İddianame, İzmir 11. Ağır Ceza Mahkemesi tarafından kabul edilirken, olayla ilgili olarak Olcay Altundağ (32), Bülent Özmen (45), Umut Balbey (30) ve Hülya Balbey (56) tutuklandı, Ü.A. (39), C.Z. (32) ve M.T. (29) ise isimli denetim kuralıyla hür bırakıldı. İzmir 11. Ağır Ceza Mahkemesinde görülen davanın bugünkü duruşmasına tutuklu sanıklar Olcay Altındağ, Hülya Balbey, Umut Balbey, Bülent Özmen SEGBİS (Ses ve Manzara Bilişim Sistemi) ile katılırken öteki sanıklar duruşmaya katılmadı.

Savunmasını yaptı

Mahkeme lideri, şahit tabirlerini okuduktan sonra tutuklu sanık Olcay Altundağ’a sözlere ait savunmasını sordu. Altundağ, şahitlerin kendisi hakkındaki söylediği savların yanlışsız olmadığını savundu.

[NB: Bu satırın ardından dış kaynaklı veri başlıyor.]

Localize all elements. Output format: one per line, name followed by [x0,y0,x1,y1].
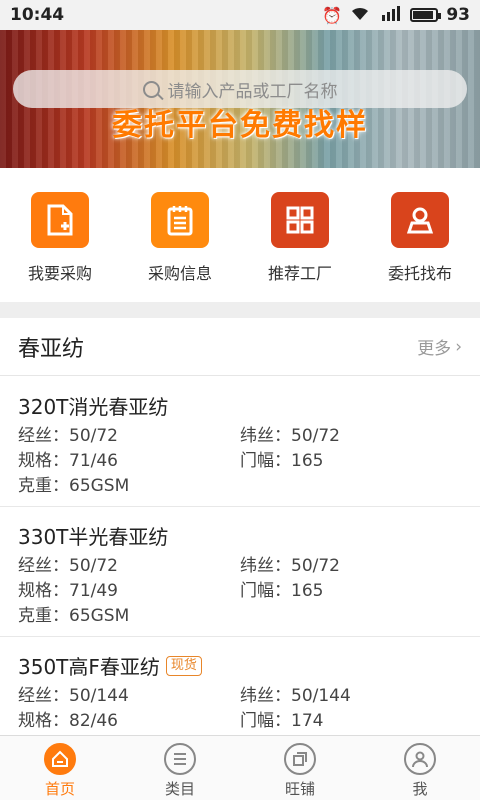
home-icon [44,743,76,775]
profile-icon [404,743,436,775]
spec-density: 规格：71/49 [18,581,118,601]
notepad-icon [151,192,209,248]
product-specs: 经丝：50/72 纬丝：50/72 规格：71/46 门幅：165 克重：65G… [18,424,462,499]
bottom-tab-bar: 首页 类目 旺铺 我 [0,735,480,800]
status-icons: ⏰ 93 [322,5,470,25]
battery-icon [410,8,442,22]
product-list: 320T消光春亚纺 经丝：50/72 纬丝：50/72 规格：71/46 门幅：… [0,377,480,735]
product-specs: 经丝：50/72 纬丝：50/72 规格：71/49 门幅：165 克重：65G… [18,554,462,629]
spec-weft: 纬丝：50/144 [240,686,351,706]
in-stock-tag: 现货 [165,655,202,676]
search-placeholder: 请输入产品或工厂名称 [167,81,338,102]
product-name-text: 320T消光春亚纺 [18,395,169,419]
category-list-icon [164,743,196,775]
spec-weight: 克重：65GSM [18,476,130,496]
status-time: 10:44 [10,5,65,25]
spec-warp: 经丝：50/72 [18,426,118,446]
tab-home[interactable]: 首页 [0,736,120,800]
spec-width: 门幅：174 [240,711,324,731]
product-name: 330T半光春亚纺 [18,521,462,550]
quick-nav: 我要采购 采购信息 推荐工厂 委托找布 [0,168,480,302]
tab-shop[interactable]: 旺铺 [240,736,360,800]
nav-purchase-info[interactable]: 采购信息 [125,192,235,302]
spec-weft: 纬丝：50/72 [240,426,340,446]
spec-warp: 经丝：50/144 [18,686,129,706]
alarm-icon: ⏰ [322,5,343,25]
nav-label: 我要采购 [27,264,92,283]
search-icon [142,80,160,98]
product-name: 320T消光春亚纺 [18,391,462,420]
nav-recommended-factories[interactable]: 推荐工厂 [245,192,355,302]
product-item[interactable]: 350T高F春亚纺 现货 经丝：50/144 纬丝：50/144 规格：82/4… [0,637,480,735]
product-item[interactable]: 330T半光春亚纺 经丝：50/72 纬丝：50/72 规格：71/49 门幅：… [0,507,480,637]
spec-weft: 纬丝：50/72 [240,556,340,576]
more-label: 更多 [417,339,452,359]
spec-width: 门幅：165 [240,581,324,601]
chevron-right-icon: › [455,336,462,357]
person-icon [391,192,449,248]
nav-purchase[interactable]: 我要采购 [5,192,115,302]
tab-label: 旺铺 [284,780,315,798]
section-divider [0,302,480,318]
product-name-text: 350T高F春亚纺 [18,655,160,679]
nav-label: 推荐工厂 [267,264,332,283]
product-name-text: 330T半光春亚纺 [18,525,169,549]
wifi-icon [350,5,370,25]
product-name: 350T高F春亚纺 现货 [18,651,462,680]
product-specs: 经丝：50/144 纬丝：50/144 规格：82/46 门幅：174 [18,684,462,734]
section-header: 春亚纺 更多 › [0,318,480,376]
more-link[interactable]: 更多 › [417,334,462,360]
spec-density: 规格：82/46 [18,711,118,731]
section-title: 春亚纺 [18,336,85,362]
shop-icon [284,743,316,775]
signal-icon [378,5,402,25]
document-add-icon [31,192,89,248]
tab-me[interactable]: 我 [360,736,480,800]
nav-entrust-fabric[interactable]: 委托找布 [365,192,475,302]
grid-icon [271,192,329,248]
tab-label: 类目 [164,780,195,798]
spec-weight: 克重：65GSM [18,606,130,626]
nav-label: 委托找布 [387,264,452,283]
spec-density: 规格：71/46 [18,451,118,471]
spec-warp: 经丝：50/72 [18,556,118,576]
nav-label: 采购信息 [147,264,212,283]
product-item[interactable]: 320T消光春亚纺 经丝：50/72 纬丝：50/72 规格：71/46 门幅：… [0,377,480,507]
search-input[interactable]: 请输入产品或工厂名称 [13,70,467,108]
promo-banner[interactable]: 请输入产品或工厂名称 委托平台免费找样 [0,30,480,168]
tab-label: 我 [412,780,428,798]
status-bar: 10:44 ⏰ 93 [0,0,480,30]
battery-level: 93 [446,5,470,25]
tab-category[interactable]: 类目 [120,736,240,800]
spec-width: 门幅：165 [240,451,324,471]
tab-label: 首页 [44,780,75,798]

“1-2 tokat attım yere düşüp başını çarptı, beni aldatıyormuş”

Cinayet nedeniyle herkesin üzerine geldiğini söyleyen Altundağ, şu sözleri kullandı:

“Birisi düştüğü vakit herkes tekme atıyor. Ben bilerek ve isteyerek eşim Özler’i öldürmedim. 1-2 tokat attım yere düştü, başını çarptı. Bayıldığında ayılması için üzerine su döktüm. Hüseyin diye bir şahısla beni aldatıyormuş. Ben 30 yaşında delikanlıyım. Bana söylediği kelamlar zoruma gitti.

“Telaşlandım, dehşetle yaktım”

Eşimin öldürülmesi olayında ise öldüğünde telaşlandım ve endişeyle ne yapacağımı bilmiyordum. Yakmamın sebebi buydu. Pişmanım”

Savcı, sanıkların üzerine atılı cürümlerin katalog hatalardan olması ve kanıtların toplanmasına devam edildiği gerekçesiyle tutukluluğun devamını istedi.

Taraf avukatlarının savunmalarının akabinde mahkeme heyeti, tutuklulukların devamına karar verip, duruşmayı erteledi.